Saeb Erekat, the veteran Palestinian negotiator who doubled as chief propaganda minister under both Yasser Arafat and Mahmoud Abbas, has submitted his resignation in the wake of Al Jazeera's disclosure of some 1,600 documents about concessions the Palestinian side was considering in talks with Israeli leaders.

If you believe Erekat, he decided to call it quits to set an example of accountability to his people.  Because the documents were leaked from his office, Erekat said he decided to fall on his sword and "pay the price for my negligence," he told the Washington Post's Joel Greenberg  ("Palestinian Erekat says he quit to set example of accountability -- Leak of  documents on '08 talks with Israel happened on his watch",  Feb. 16, page A10).

Don't you believe it.  The real reason Erekat felt it necessary to step down is that Al Jazeera set off a firestorm on the Palestinian "street"  by disclosing that the Palestinian side might curtail the "right of return" for millions of Palestinian refugees and their descendants, and also that Israel might retain some Jewish neighborhoods in East Jerusalem.  Any such Palestinian negotiating concessions had become untenable once they saw the light of day.

If Abbas and Erekat were genuinely interested in a two-state peace deal, they would have done what Israeli leaders have done since the start of the Oslo peace process in 1993 -- prepare their publics for painful concessions.  Whether under Yitzhak Rabin, Ehud Barak, Ehud Olmert or now under Benjamin Netanyahu, Israeli governments repeatedly have gone public with how far they would go -- and how much they would give up -- to reach a peace agreement.  And for their part, rank-and-file Israelis have come to accept and support a realistic compromise, however painful.

Not so the Palestinian side.  Just the opposite.  While Erekat was signaling some flexibility in private talks with Israeli negotiators, Abbas has been grooming new generations of Palestinians to cling to the dream of a Greater Palestine.  Palestinian Authority TV shows for children teach their young audience that Palestine will include Haifa, Tel Aviv and every other major Israeli population center.  And Abbas just as frequently glorifies Palestinian suicide bombers in their quest to wipe Israel off the map.

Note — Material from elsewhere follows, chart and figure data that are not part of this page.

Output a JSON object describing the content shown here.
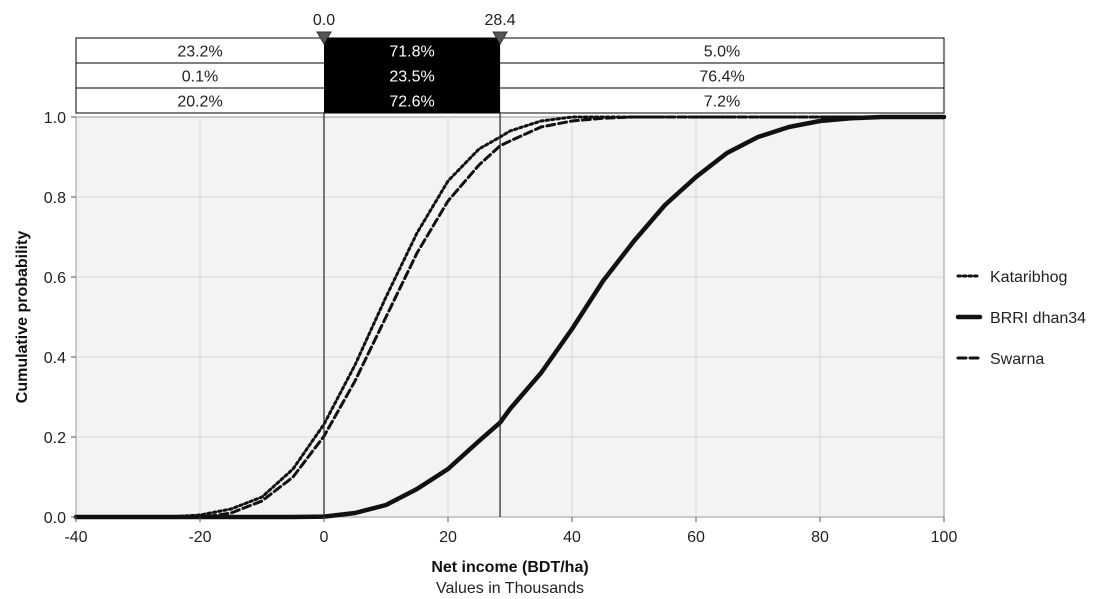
{
  "chart_data": {
    "type": "line",
    "xlabel": "Net income (BDT/ha)",
    "xlabel_sub": "Values in Thousands",
    "ylabel": "Cumulative probability",
    "xlim": [
      -40,
      100
    ],
    "ylim": [
      0,
      1
    ],
    "x_ticks": [
      "-40",
      "-20",
      "0",
      "20",
      "40",
      "60",
      "80",
      "100"
    ],
    "y_ticks": [
      "0.0",
      "0.2",
      "0.4",
      "0.6",
      "0.8",
      "1.0"
    ],
    "grid": true,
    "legend_position": "right",
    "delimiters": {
      "left_label": "0.0",
      "right_label": "28.4",
      "left_value": 0.0,
      "right_value": 28.4
    },
    "band_table": [
      {
        "series": "Kataribhog",
        "left": "23.2%",
        "middle": "71.8%",
        "right": "5.0%"
      },
      {
        "series": "BRRI dhan34",
        "left": "0.1%",
        "middle": "23.5%",
        "right": "76.4%"
      },
      {
        "series": "Swarna",
        "left": "20.2%",
        "middle": "72.6%",
        "right": "7.2%"
      }
    ],
    "series": [
      {
        "name": "Kataribhog",
        "style": "dotted",
        "x": [
          -40,
          -25,
          -20,
          -15,
          -10,
          -5,
          0,
          5,
          10,
          15,
          20,
          25,
          28.4,
          30,
          35,
          40,
          100
        ],
        "y": [
          0.0,
          0.0,
          0.005,
          0.02,
          0.05,
          0.12,
          0.232,
          0.38,
          0.55,
          0.71,
          0.84,
          0.92,
          0.95,
          0.965,
          0.99,
          1.0,
          1.0
        ]
      },
      {
        "name": "BRRI dhan34",
        "style": "solid",
        "x": [
          -40,
          -5,
          0,
          5,
          10,
          15,
          20,
          25,
          28.4,
          30,
          35,
          40,
          45,
          50,
          55,
          60,
          65,
          70,
          75,
          80,
          85,
          90,
          100
        ],
        "y": [
          0.0,
          0.0,
          0.001,
          0.01,
          0.03,
          0.07,
          0.12,
          0.19,
          0.236,
          0.27,
          0.36,
          0.47,
          0.59,
          0.69,
          0.78,
          0.85,
          0.91,
          0.95,
          0.975,
          0.99,
          0.997,
          1.0,
          1.0
        ]
      },
      {
        "name": "Swarna",
        "style": "dashed",
        "x": [
          -40,
          -22,
          -18,
          -15,
          -10,
          -5,
          0,
          5,
          10,
          15,
          20,
          25,
          28.4,
          30,
          35,
          40,
          45,
          50,
          100
        ],
        "y": [
          0.0,
          0.0,
          0.003,
          0.01,
          0.04,
          0.1,
          0.202,
          0.34,
          0.5,
          0.66,
          0.79,
          0.88,
          0.928,
          0.94,
          0.975,
          0.99,
          0.997,
          1.0,
          1.0
        ]
      }
    ]
  }
}
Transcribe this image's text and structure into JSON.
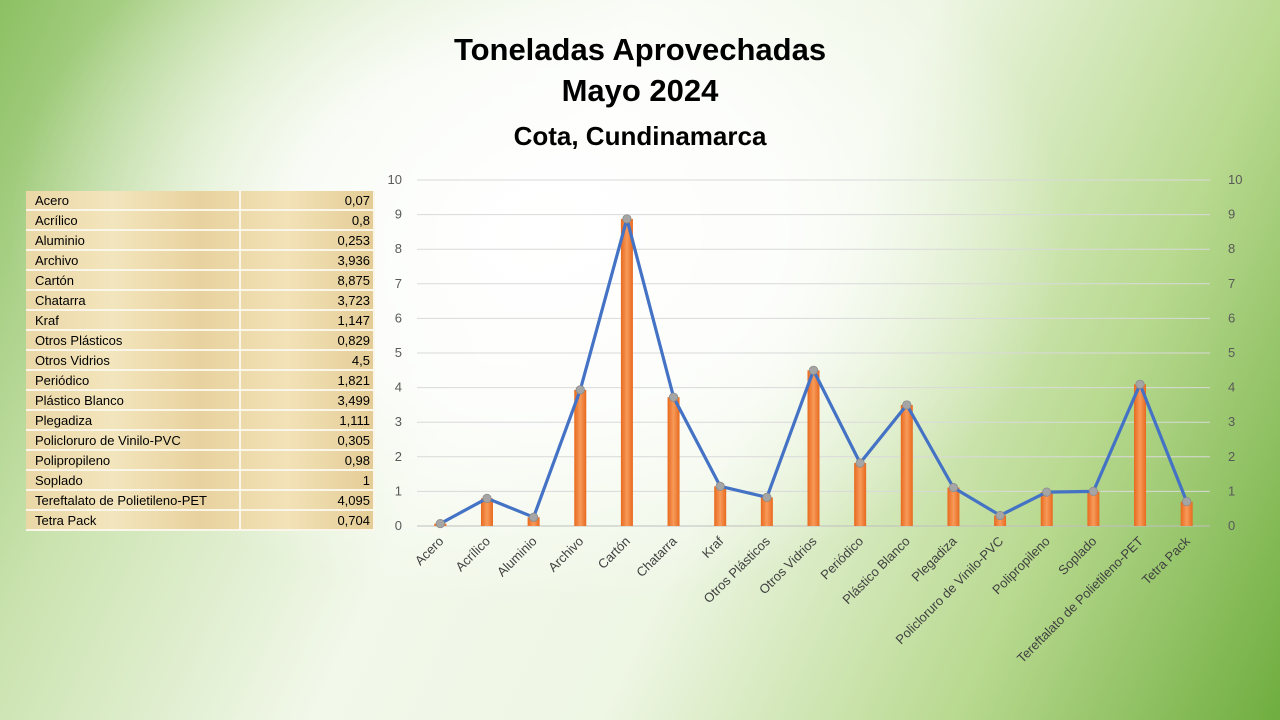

In sharp contrast to the stance of Israeli leaders who harmonize private negotiating positions with public pronouncements, Abbas and Erekat did just the opposite.  They kept any hint of concessions in secret , while sticking in public to their maximalist demands, including all of East Jerusalem with its Old City and a full "right of return."

The Al-Jazeera disclosures shattered this two-faced Palestinian strategy of saying one thing in private and the opposite in public.  And that's what made Erekat's position as chief negotiator no longer tenable.  The reaction of the Palestinian "street"  -- not just Hamas which promptly labeled Abbas and Erekat as traitors to the Palestinian cause -- was so fierce as to make it evident that Palestinians and their leaders are not ready for Palestine in any conceivable peace agreement.

Erekat has been a supremely adept propagandist who became the darling of Western reporters eager to be fed sharp anti-Israel zingers,  In his interview with the Post, he tries mightily to peddle his latest propaganda line -- that he's resigning for high motives of personal accountability, not for floating possible compromises in talks with Israeli negotiators.  But a realistic compromise is exactly what Palestinians have not been prepared for by Arafat and Abbas during the last two decades.

And it's this total Palestinian disconnect between the give-and-take in private negotiations and the public utterances of the leadership that finally came back to bite Erekat and his boss, Mahmoud Abbas.